A few years ago I read Ava's Man by Rick Bragg. Here is Wendy Smith’s review at Amazon.com:
The same fierce pride and love that animated All Over but the Shoutin' glow in Rick Bragg's new book. In fact, he informs us in the prologue that it was the readers of his bestselling 1997 memoir about his mother's struggle to raise three sons out of dire poverty who told him what he had to write about next. "People asked me where I believed my own momma's heart and backbone came from ... they said I short-shrifted them in the first book." Bragg sets out to make amends in this heartfelt biography of his maternal grandfather, Charlie Bundrum, who with wife Ava nurtured seven children through hard times that never seemed to ease in rural Alabama and Georgia. "He was a tall, bone-thin man who worked with nails in his teeth and a roofing hatchet in a fist as hard as Augusta brick," writes Bragg, "who inspired backwoods legend and the kind of loyalty that still makes old men dip their heads respectfully when they say his name." Charlie's children adored him so much that 40 years after his premature death in 1958 at age 51, Bragg's elderly aunts and mother began to cry when asked about him. Chronicling Charlie's hardscrabble life in the flinty, expressive cadences of working-class Southern speech, Bragg depicts a rugged individual who would find no place in the homogenized New South. The marvelous stories collected from various relatives--Charlie facing down a truckload of mean drunks with a hammer, hatchet, and 12-gauge shotgun, or brewing illegal white whiskey in the woods ("He never sold a sip that he did not test with his own liver")--are not just snapshots of a colorful character. They're also the author's tribute to an oral culture with tenacious roots and powerful significance in the American South.
The book really moved me because I recognized a lot of my dad in Charlie Bundrum. Fortunately the parts about making ‘shine and not fitting in with a “New South” do not fit my father. But the inner drive, the fierceness of spirit, the protective role over the family…all these things done (and without one complaint) strongly resonated with me. His example, his strength of character could not be ignored. And like Charlie, he was far from perfect but the that was part of who he was.

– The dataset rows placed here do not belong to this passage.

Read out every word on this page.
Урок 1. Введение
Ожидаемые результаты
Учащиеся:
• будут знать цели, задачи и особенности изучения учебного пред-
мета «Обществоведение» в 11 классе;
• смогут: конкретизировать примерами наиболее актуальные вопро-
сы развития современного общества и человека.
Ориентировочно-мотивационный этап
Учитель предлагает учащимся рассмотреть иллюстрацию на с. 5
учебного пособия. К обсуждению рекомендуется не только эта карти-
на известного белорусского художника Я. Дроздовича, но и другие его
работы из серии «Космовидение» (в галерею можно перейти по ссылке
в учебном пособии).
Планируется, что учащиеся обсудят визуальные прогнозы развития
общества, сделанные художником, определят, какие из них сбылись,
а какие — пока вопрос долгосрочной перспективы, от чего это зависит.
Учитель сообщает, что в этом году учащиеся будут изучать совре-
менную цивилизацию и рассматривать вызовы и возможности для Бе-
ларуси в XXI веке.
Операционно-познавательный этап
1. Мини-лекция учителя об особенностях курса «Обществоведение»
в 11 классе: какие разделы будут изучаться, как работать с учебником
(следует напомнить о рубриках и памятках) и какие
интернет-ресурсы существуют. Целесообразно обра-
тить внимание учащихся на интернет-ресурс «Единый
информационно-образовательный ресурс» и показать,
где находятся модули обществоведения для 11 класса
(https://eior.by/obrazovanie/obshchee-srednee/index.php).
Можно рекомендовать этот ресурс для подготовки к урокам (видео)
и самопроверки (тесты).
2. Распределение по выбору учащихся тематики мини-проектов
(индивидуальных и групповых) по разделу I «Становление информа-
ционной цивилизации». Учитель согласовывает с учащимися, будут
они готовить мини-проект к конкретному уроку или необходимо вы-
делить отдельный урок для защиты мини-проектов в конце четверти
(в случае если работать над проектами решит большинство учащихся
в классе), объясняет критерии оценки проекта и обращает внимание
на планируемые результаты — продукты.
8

In reading the book, I realized what my father did through his life and his example was to teach me what it means to be a man. That I had to figure this out from reading someone else’s book shows what a poor subject he had to work with. And having my own family now, I’m finding out about the personal cost it takes to do what he did. My parents made sure my circumstances are far better than what they had and I can’t express my gratitude enough. I want for nothing of any importance thanks to my parents…the value of what they gave me is priceless. All I can hope is to provide my family with the same opportunities and examples I was given. Even if I offer a fraction of what my father did, they will be enriched.
I was unable to say much at my father’s bedside other than pass on my love and that from my family. I had trouble saying goodbye as I wanted to either hold out hope or not state the obvious to someone dying. Dad, I love you and I miss you so much. Thanks for all you provided me, and the best tribute I can think of is to attempt to be the type of person you were for me.